On Monday, something done by his father, V N Patil, himself a former legislator, became an embarrassment for him and the government. In a video clip that went viral, senior Patil was seen slapping someone — apparently a staffer of a local education institution. According to the reports, there was a feud between an education institute run by senior Patil and another by his local rival. The slapping incident took place after he went to verify admission procedure in the college run by his rival. Even if one assumes that there was something wrong going on in the college, should any citizen take the law in his hands and assault someone? Doesn’t it become serious when the person happens to be the father of a minister whose responsibility is to maintain law and order in the state? Unless of course, it is proved that the video clip on the social media was doctored. There is a police case lodged and hopefully the truth will come out after the investigation.
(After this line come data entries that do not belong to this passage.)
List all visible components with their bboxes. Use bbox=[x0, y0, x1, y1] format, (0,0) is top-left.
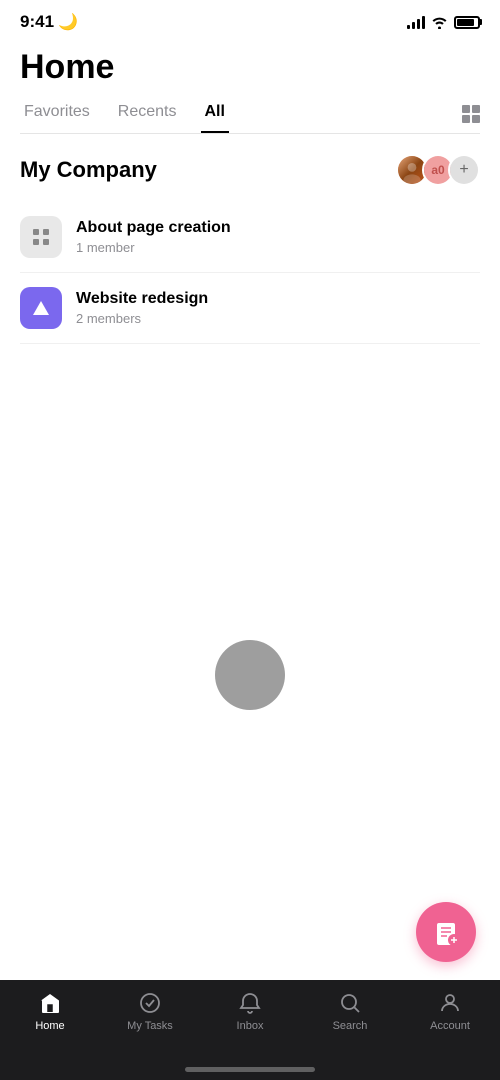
check-circle-icon bbox=[137, 990, 163, 1016]
nav-my-tasks[interactable]: My Tasks bbox=[100, 990, 200, 1032]
nav-home[interactable]: Home bbox=[0, 990, 100, 1032]
nav-inbox[interactable]: Inbox bbox=[200, 990, 300, 1032]
avatar-add-button[interactable]: + bbox=[448, 154, 480, 186]
home-icon bbox=[37, 990, 63, 1016]
nav-home-label: Home bbox=[35, 1020, 64, 1032]
person-icon bbox=[437, 990, 463, 1016]
search-icon bbox=[337, 990, 363, 1016]
project-icon-website bbox=[20, 287, 62, 329]
project-name-about: About page creation bbox=[76, 219, 480, 237]
nav-search[interactable]: Search bbox=[300, 990, 400, 1032]
nav-my-tasks-label: My Tasks bbox=[127, 1020, 173, 1032]
company-avatars: a0 + bbox=[396, 154, 480, 186]
home-indicator bbox=[185, 1067, 315, 1072]
fab-new-task[interactable] bbox=[416, 902, 476, 962]
tab-recents[interactable]: Recents bbox=[114, 103, 181, 133]
nav-search-label: Search bbox=[333, 1020, 368, 1032]
nav-account[interactable]: Account bbox=[400, 990, 500, 1032]
project-members-about: 1 member bbox=[76, 240, 480, 255]
project-info-about: About page creation 1 member bbox=[76, 219, 480, 255]
moon-icon: 🌙 bbox=[58, 12, 78, 32]
nav-inbox-label: Inbox bbox=[237, 1020, 264, 1032]
signal-icon bbox=[407, 15, 425, 29]
project-item-website[interactable]: Website redesign 2 members bbox=[20, 273, 480, 344]
company-header: My Company bbox=[20, 134, 480, 202]
status-bar: 9:41 🌙 bbox=[0, 0, 500, 38]
nav-account-label: Account bbox=[430, 1020, 470, 1032]
project-icon-about bbox=[20, 216, 62, 258]
status-icons bbox=[407, 15, 480, 29]
tab-favorites[interactable]: Favorites bbox=[20, 103, 94, 133]
tabs-bar: Favorites Recents All bbox=[20, 103, 480, 134]
fab-icon bbox=[433, 919, 459, 945]
project-info-website: Website redesign 2 members bbox=[76, 290, 480, 326]
header: Home Favorites Recents All bbox=[0, 38, 500, 134]
bell-icon bbox=[237, 990, 263, 1016]
project-item-about[interactable]: About page creation 1 member bbox=[20, 202, 480, 273]
project-members-website: 2 members bbox=[76, 311, 480, 326]
status-time: 9:41 bbox=[20, 12, 54, 32]
project-name-website: Website redesign bbox=[76, 290, 480, 308]
grid-icon bbox=[462, 105, 480, 123]
company-name: My Company bbox=[20, 157, 157, 183]
grid-toggle-button[interactable] bbox=[462, 105, 480, 131]
page-title: Home bbox=[20, 48, 480, 87]
bottom-nav: Home My Tasks Inbox Search bbox=[0, 980, 500, 1080]
floating-circle bbox=[215, 640, 285, 710]
content-area: My Company bbox=[0, 134, 500, 344]
battery-icon bbox=[454, 16, 480, 29]
wifi-icon bbox=[431, 16, 448, 29]
tab-all[interactable]: All bbox=[201, 103, 229, 133]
But then, VN Patil is not the first politician to land in a trouble over a clip that went viral on social media. In the past few years, we have seen several such instances. Shiv Sena MP Ravindra Gaikwad faced flak from all quarters after the visuals of his assault on an Air India staffer became public. Recently, state BJP president Raosaheb Danve embarrassed his party when a video footage of him commenting on how farmers were cribbing even after government procured record quantity of pigeon pea (tur) from them became public. As the BJP started its Samvad (dialogue) Yatra to reach out to farmers, one of its legislators was seen threatening a farmer who asked him some uncomfortable questions. Senior Congress MLA Abdul Sattar was seen thrashing a farmer over a land dispute in Aurangabad. During civic polls, minister Mahadev Jankar was in controversy when a video clip of him asking an election officer in Gadchiroli district to reject application of a particular candidate went viral. And who will forget former deputy chief minister Ajit Pawar’s infamous remarks on filling the dams in Maharashtra when there were no rains?
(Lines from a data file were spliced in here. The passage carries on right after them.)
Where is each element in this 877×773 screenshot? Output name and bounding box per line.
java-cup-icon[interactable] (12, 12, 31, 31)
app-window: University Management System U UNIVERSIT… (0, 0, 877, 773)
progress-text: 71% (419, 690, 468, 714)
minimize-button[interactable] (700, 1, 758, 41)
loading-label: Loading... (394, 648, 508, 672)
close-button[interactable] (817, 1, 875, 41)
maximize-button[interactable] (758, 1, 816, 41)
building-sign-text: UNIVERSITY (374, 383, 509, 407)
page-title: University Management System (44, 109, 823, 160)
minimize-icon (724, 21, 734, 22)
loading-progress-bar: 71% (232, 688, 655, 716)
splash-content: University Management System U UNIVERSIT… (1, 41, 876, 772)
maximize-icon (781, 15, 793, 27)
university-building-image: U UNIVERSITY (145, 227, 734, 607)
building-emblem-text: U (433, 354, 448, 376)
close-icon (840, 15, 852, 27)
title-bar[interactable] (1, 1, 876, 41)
Politicians have been blaming the use of smartphones and the social media for these controversies. It is true that things have changed with the advent of smartphones with cameras and quick access to the social media. There is nothing private. You never know who is shooting your act or careless remarks even in a private meeting and then uploading it on a social network. It just takes a few minutes for a video clip to become viral and kick up a controversy.

But is the social media and smart phones are the real problem or it is the arrogance of political leaders? Several politicians consider themselves as the privileged one and hence entitled to special treatment. They also think they are not answerable to anyone if they misuse their position in power or if they interact with the government staff or even the common people. There is a significant number of politicians who are remarkably courteous in their behaviour but not all of them.

This tendency is not a monopoly of any particular political party. It is high time they realise that arrogance is something that can put them in trouble.

With the social media, it is not difficult for a common citizen (and of course anybody who has a grudge against them) to expose arrogant behaviour or misdeeds of a particular politician or even a government official. Being humble was never out of fashion.